Yes, the Cajun-inspired fried chicken chain never fails to give me the warm holiday fuzzies, because their turkeys are front and center at the Haskins family Thanksgiving table. It's a tradition that began in jest, but has become a source of bonding for me and my parents. And it suits us perfectly -- an offbeat turkey for a quirky family.
I first proposed the idea in high school, having spotted some mouthwatering posters for Cajun deep-fried Thanksgiving turkeys at a local Popeyes franchise. My mom was offended. Would I seriously choose fast food over her lovingly prepared, if admittedly slightly dry, turkey? I didn't want to answer truthfully. But for years I pleaded, both to playfully torment my mom and because a Cajun deep-fried turkey really did sound delicious.

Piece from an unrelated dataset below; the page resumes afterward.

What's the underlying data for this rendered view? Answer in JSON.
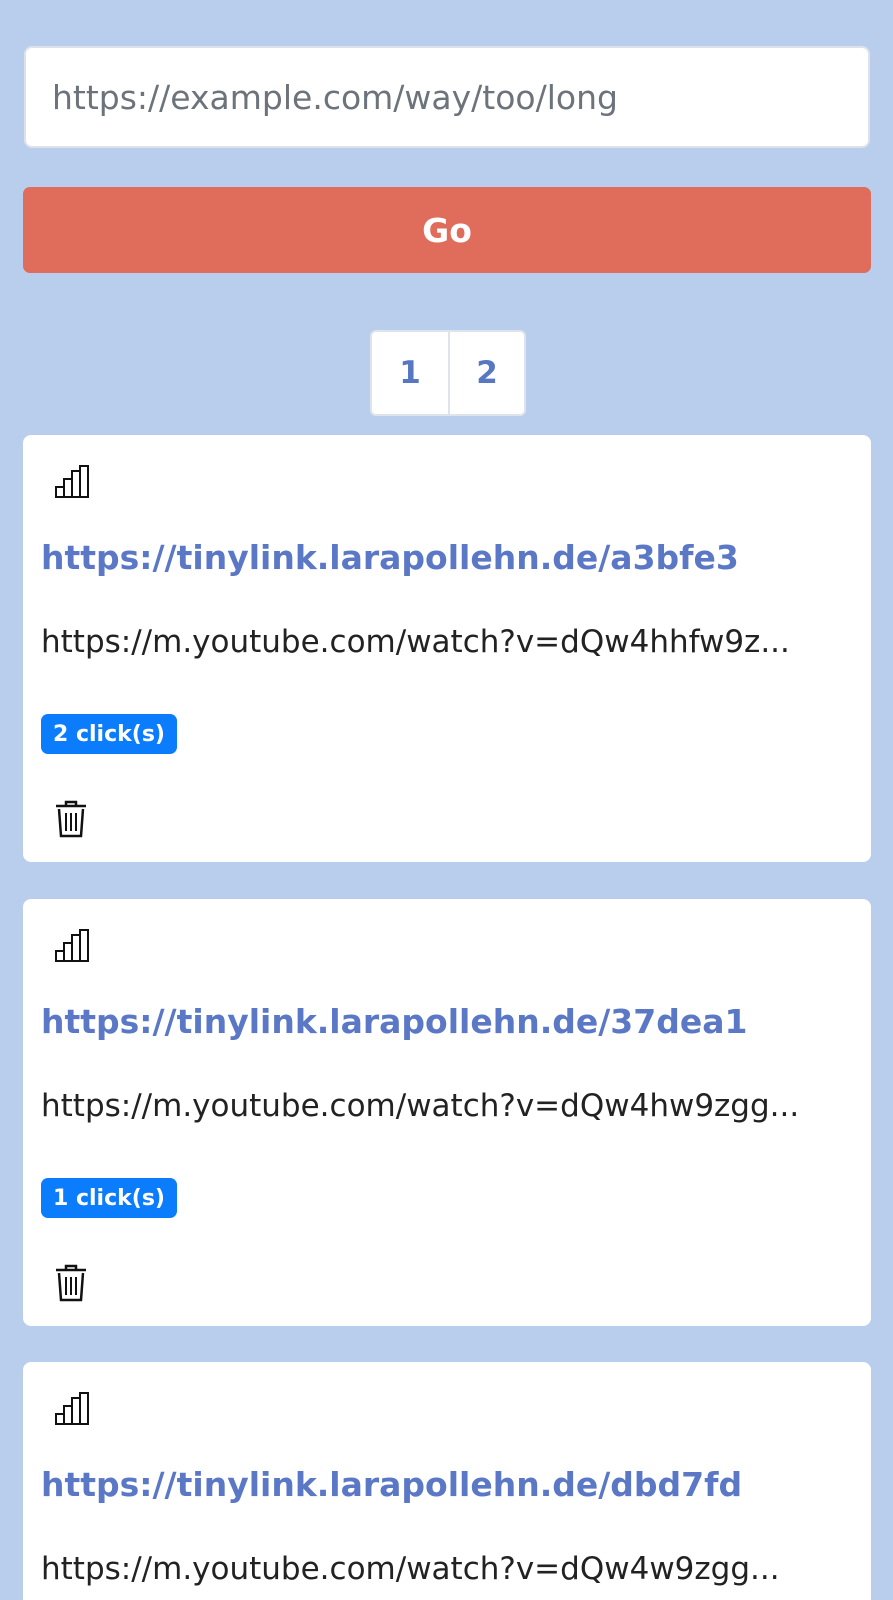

"Moooom, can we get a Popeye's turkey this year?" I would beg each time we passed the restaurant, my nose pressed against the car window with the smell of Louisiana goodness wafting in.
"Absolutely not," she'd scoff, and the car would zoom past the Popeyes, the scent of oily, fragrant chicken trailing us. End of discussion.
But my only child charm and the impending thought of my last Thanksgiving at home before heading to college coerced my mom into granting one silly request before our little family split up. So for Thanksgiving of my senior year, my mom relented, stuck a Popeyes turkey in the oven, and several hours later, we enjoyed (somebody else's) scrumptious home cooking. (But as far as I'm concerned, putting something in the oven totally counts as cooking. And by that token, mom cooks a mean bird.)
We've all grown fond of the Popeyes turkey, and dare I say, proud, of our odd family practice. I don't like homemade cranberry sauce. But I do like deep-fried turkey with a side of mashed potatoes and spicy gravy. If it works for my family, why bother with a Rockwell portrait spread? Even my dad, who always claims to be on some sort of diet, delights in the now almost annual treat.
Everyone has their own endearing shortcut that makes their meal their own, I've found. The only Thanksgiving I spent at college, a beloved professor let me and a few students in on his little secret. Two words: Boston Market.
It's these imperfections that make family traditions so memorable. I'm sure some mythologically flawless families would be horrified by our low-key holiday, but we're the ones who are enjoying every last bite. It's your family tradition -- I say, really make it one that you can look back on fondly, no matter what that entails.